When a nest completes, NestAPI delivers the result by making an HTTP `POST` to the
`ResultsWebhookUri` you supplied when you submitted the request. This is the recommended way
to receive results for server-to-server integrations.

## The payload

The body of the webhook `POST` is the **`ApiNestingResult`** — the same object returned by
`POST /nesting/result/`. It carries the completed layout, per-sheet placements, and
material-usage figures for the job.

The result is tied to the `RequestId` you received when you submitted, so you can correlate
each webhook delivery with the request that produced it.

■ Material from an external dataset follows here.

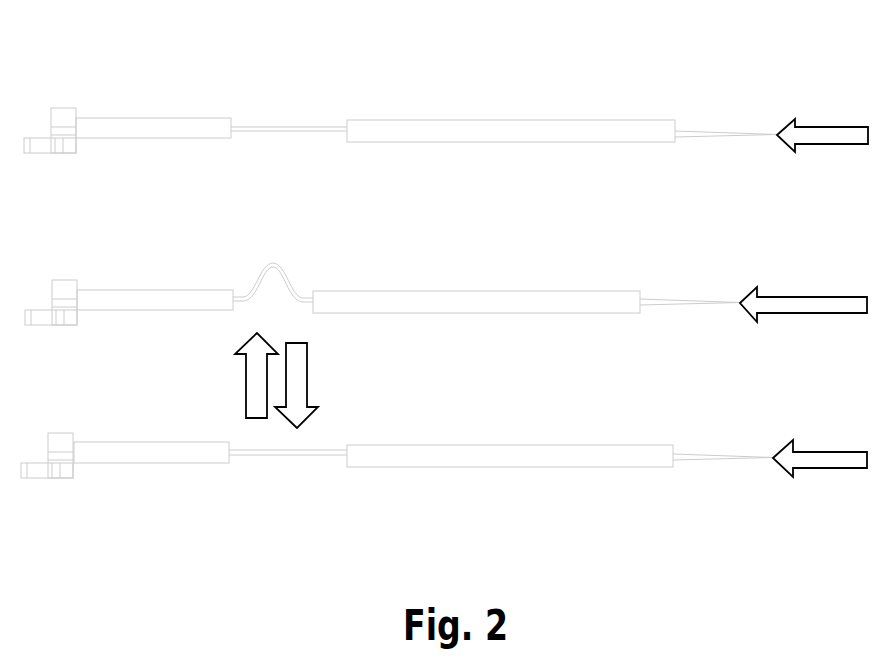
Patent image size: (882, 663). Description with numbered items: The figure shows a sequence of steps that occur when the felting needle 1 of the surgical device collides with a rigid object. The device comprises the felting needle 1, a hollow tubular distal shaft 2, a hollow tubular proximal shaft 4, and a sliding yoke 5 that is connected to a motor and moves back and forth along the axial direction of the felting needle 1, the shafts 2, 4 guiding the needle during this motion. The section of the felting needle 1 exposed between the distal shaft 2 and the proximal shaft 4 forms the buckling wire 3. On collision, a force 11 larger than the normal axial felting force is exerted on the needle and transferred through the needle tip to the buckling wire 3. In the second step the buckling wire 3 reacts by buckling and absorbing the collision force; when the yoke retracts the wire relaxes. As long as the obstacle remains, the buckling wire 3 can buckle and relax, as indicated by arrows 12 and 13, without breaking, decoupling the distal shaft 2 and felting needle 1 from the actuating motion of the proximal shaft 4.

## Your endpoint's responsibilities

<Steps>
  <Step title="Respond quickly with 2xx">
    Acknowledge receipt fast. Do heavy processing (rendering, storage, downstream jobs)
    out of band, after you've responded, rather than holding the request open.
  </Step>

  <Step title="Be idempotent">
    Treat delivery as at-least-once. Key your processing on the `RequestId` so a repeated
    delivery of the same result is a no-op.
  </Step>

  <Step title="Return a stable, reachable URL">
    The URL must be publicly reachable over HTTPS from NestAPI. For local development, use a
    tunnelling service.
  </Step>
</Steps>

## Securing your webhook

<Warning>
  Because your webhook URL receives production data, treat it as a sensitive endpoint. Do not
  expose it more widely than necessary.
</Warning>

Recommended measures:

* **Use HTTPS** so the payload is encrypted in transit.
* **Use an unguessable URL** — include a long random token in the path or query string and
  reject any request that doesn't carry it (e.g. `.../hooks/nestapi/9f2c…`).
* **Confirm out of band.** On receiving a webhook, you can independently re-fetch the result
  with its `RequestId` via `POST /nesting/result/` using your API key. This confirms the
  result is genuine before you act on it — useful until signed webhooks are available.
* **Allowlist by source** if your infrastructure supports restricting inbound callers.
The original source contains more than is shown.